For me, Saturday mornings begins at 7.00am. Because I am afflicted with nine-to-five syndrome, I wake up too early in a haze of anxiety. I spend the next hour or so deliberately making myself fall asleep, and the whole thing is so exhausting that I actually succeed. Later I will spring out of bed with my customary alacrity (meaning I will disappear further into my blankets and curse the day with many creative imprecations and unholy words) and make breakfast for myself. (Usually a cereal sloshed with milk, closely followed by two cups of coffee).
After loitering over the cereal, lingering over the coffee, and lollygagging over the television, I will stroll down the street to get myself a copy of the Saturday papers. My parents have always bought the Saturday papers, but for some reason, I am the only one amongst four brothers stupid enough to continue the tradition. Perhaps I will pick up a donut or some croissants on the way.

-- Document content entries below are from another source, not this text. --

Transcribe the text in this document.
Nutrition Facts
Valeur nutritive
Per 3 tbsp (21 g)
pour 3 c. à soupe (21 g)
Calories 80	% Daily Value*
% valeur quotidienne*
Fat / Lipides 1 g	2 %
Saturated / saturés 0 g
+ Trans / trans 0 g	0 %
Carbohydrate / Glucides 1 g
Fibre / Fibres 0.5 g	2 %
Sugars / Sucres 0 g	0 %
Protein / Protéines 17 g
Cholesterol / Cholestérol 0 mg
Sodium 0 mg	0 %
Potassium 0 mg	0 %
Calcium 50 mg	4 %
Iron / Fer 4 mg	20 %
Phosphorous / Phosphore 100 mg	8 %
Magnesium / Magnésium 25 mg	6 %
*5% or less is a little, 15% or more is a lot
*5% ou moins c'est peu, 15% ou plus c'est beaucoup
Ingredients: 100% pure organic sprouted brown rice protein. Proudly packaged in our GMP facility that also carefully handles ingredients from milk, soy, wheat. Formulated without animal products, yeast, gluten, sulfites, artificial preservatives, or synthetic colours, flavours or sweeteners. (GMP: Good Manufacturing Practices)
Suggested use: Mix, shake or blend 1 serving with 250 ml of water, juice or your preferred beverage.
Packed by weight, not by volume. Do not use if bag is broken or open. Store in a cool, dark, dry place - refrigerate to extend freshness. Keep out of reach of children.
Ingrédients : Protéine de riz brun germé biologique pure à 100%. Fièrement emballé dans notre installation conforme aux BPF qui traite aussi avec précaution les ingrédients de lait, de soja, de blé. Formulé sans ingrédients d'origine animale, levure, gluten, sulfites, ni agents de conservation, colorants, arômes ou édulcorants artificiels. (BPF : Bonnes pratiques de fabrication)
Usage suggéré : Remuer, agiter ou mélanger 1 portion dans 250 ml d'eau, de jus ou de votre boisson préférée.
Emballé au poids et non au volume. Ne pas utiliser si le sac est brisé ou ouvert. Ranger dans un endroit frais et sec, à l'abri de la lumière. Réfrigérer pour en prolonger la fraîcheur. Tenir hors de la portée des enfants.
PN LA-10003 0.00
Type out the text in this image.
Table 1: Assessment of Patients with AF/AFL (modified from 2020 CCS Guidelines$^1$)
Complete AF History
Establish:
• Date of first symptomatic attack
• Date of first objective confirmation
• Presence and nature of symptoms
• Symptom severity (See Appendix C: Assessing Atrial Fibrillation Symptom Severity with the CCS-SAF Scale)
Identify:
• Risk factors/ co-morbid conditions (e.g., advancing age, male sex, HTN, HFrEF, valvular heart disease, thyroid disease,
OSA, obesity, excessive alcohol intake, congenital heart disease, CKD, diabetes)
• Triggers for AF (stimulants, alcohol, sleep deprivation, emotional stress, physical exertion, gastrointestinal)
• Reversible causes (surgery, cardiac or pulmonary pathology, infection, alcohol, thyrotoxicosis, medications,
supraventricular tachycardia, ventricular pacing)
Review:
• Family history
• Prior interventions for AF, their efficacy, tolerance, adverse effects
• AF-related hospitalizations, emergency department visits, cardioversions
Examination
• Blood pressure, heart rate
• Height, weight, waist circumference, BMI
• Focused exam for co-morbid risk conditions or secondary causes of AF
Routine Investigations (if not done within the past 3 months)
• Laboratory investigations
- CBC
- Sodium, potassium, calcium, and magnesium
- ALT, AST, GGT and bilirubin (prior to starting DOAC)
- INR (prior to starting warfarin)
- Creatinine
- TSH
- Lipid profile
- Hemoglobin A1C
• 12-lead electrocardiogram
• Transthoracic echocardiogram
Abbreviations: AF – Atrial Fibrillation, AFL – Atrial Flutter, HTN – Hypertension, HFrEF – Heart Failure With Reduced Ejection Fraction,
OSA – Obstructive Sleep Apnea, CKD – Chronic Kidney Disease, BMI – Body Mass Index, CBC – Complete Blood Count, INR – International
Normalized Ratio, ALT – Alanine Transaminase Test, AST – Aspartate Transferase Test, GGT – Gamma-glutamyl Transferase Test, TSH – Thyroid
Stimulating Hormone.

I will spend the next hour or two studiously ignoring the important political stories, reading the obituaries to see if any of my enemies have died (I don't have any enemies, but I'm sure the obituaries will provide me with a few), and most importantly, going over the book reviews (in preference to actually reading the books - it's much more convenient that way).

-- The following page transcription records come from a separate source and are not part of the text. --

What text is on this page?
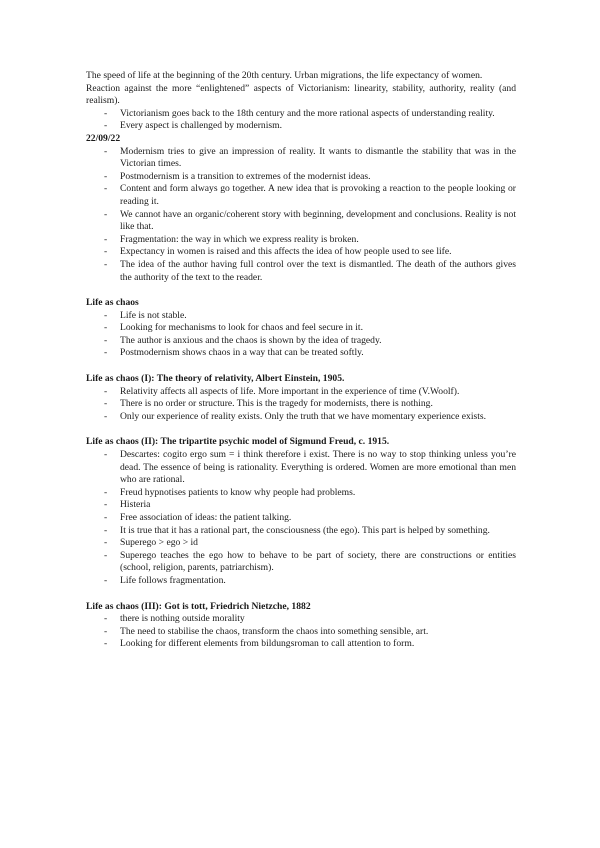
The speed of life at the beginning of the 20th century. Urban migrations, the life expectancy of women.

Reaction against the more “enlightened” aspects of Victorianism: linearity, stability, authority, reality (and realism).

- Victorianism goes back to the 18th century and the more rational aspects of understanding reality.
- Every aspect is challenged by modernism.

22/09/22

- Modernism tries to give an impression of reality. It wants to dismantle the stability that was in the Victorian times.
- Postmodernism is a transition to extremes of the modernist ideas.
- Content and form always go together. A new idea that is provoking a reaction to the people looking or reading it.
- We cannot have an organic/coherent story with beginning, development and conclusions. Reality is not like that.
- Fragmentation: the way in which we express reality is broken.
- Expectancy in women is raised and this affects the idea of how people used to see life.
- The idea of the author having full control over the text is dismantled. The death of the authors gives the authority of the text to the reader.

Life as chaos

- Life is not stable.
- Looking for mechanisms to look for chaos and feel secure in it.
- The author is anxious and the chaos is shown by the idea of tragedy.
- Postmodernism shows chaos in a way that can be treated softly.

Life as chaos (I): The theory of relativity, Albert Einstein, 1905.

- Relativity affects all aspects of life. More important in the experience of time (V.Woolf).
- There is no order or structure. This is the tragedy for modernists, there is nothing.
- Only our experience of reality exists. Only the truth that we have momentary experience exists.

Life as chaos (II): The tripartite psychic model of Sigmund Freud, c. 1915.

- Descartes: cogito ergo sum = i think therefore i exist. There is no way to stop thinking unless you’re dead. The essence of being is rationality. Everything is ordered. Women are more emotional than men who are rational.
- Freud hypnotises patients to know why people had problems.
- Histeria
- Free association of ideas: the patient talking.
- It is true that it has a rational part, the consciousness (the ego). This part is helped by something.
- Superego > ego > id
- Superego teaches the ego how to behave to be part of society, there are constructions or entities (school, religion, parents, patriarchism).
- Life follows fragmentation.

Life as chaos (III): Got is tott, Friedrich Nietzche, 1882

- there is nothing outside morality
- The need to stabilise the chaos, transform the chaos into something sensible, art.
- Looking for different elements from bildungsroman to call attention to form.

I do my shopping Saturday evening, (preferring the possibility of being mugged by Upfield bogans to the certainty of being trampled on by fat Lebanese mothers looking for beans: for some reason, they all shop at the Coburg Supermarket around midday. I personally lay the blame on the staff for being open at such eccentric hours.)
Having got all the shopping out of the way on Saturday, Sunday morning will be spent tricking my flatmate into believing that it's his turn to do the cleaning up, which I usually do by the simple expedient of lying. This achieved, I will continue to lie about the house and read a book, perhaps with some music on. In the afternoon, I will go and see a movie. As I don't have a cinema in my neighbourhood, this usually means taking an adventure on the trams. (Although 'adventure' perhaps isn't the right word, unless you classify 'adventure' as "Bold Acts of Derring-Don't on the Public Transport as Tim Braves the Bogans and the Alcoholics.")
In the evening, after having arrived at home, I'll usually finish off with a beer or two, a steak sandwich, and a book.
And the wind-down to the week? I do the wind-down with a rusty old lever I keep stowed in my cupboard for just such an eventuality. Shortly after, I will disappear into bed and dream sweet dreams about murdering my boss or seducing my co-workers, before waking up in a haze of anxiety ... such is life.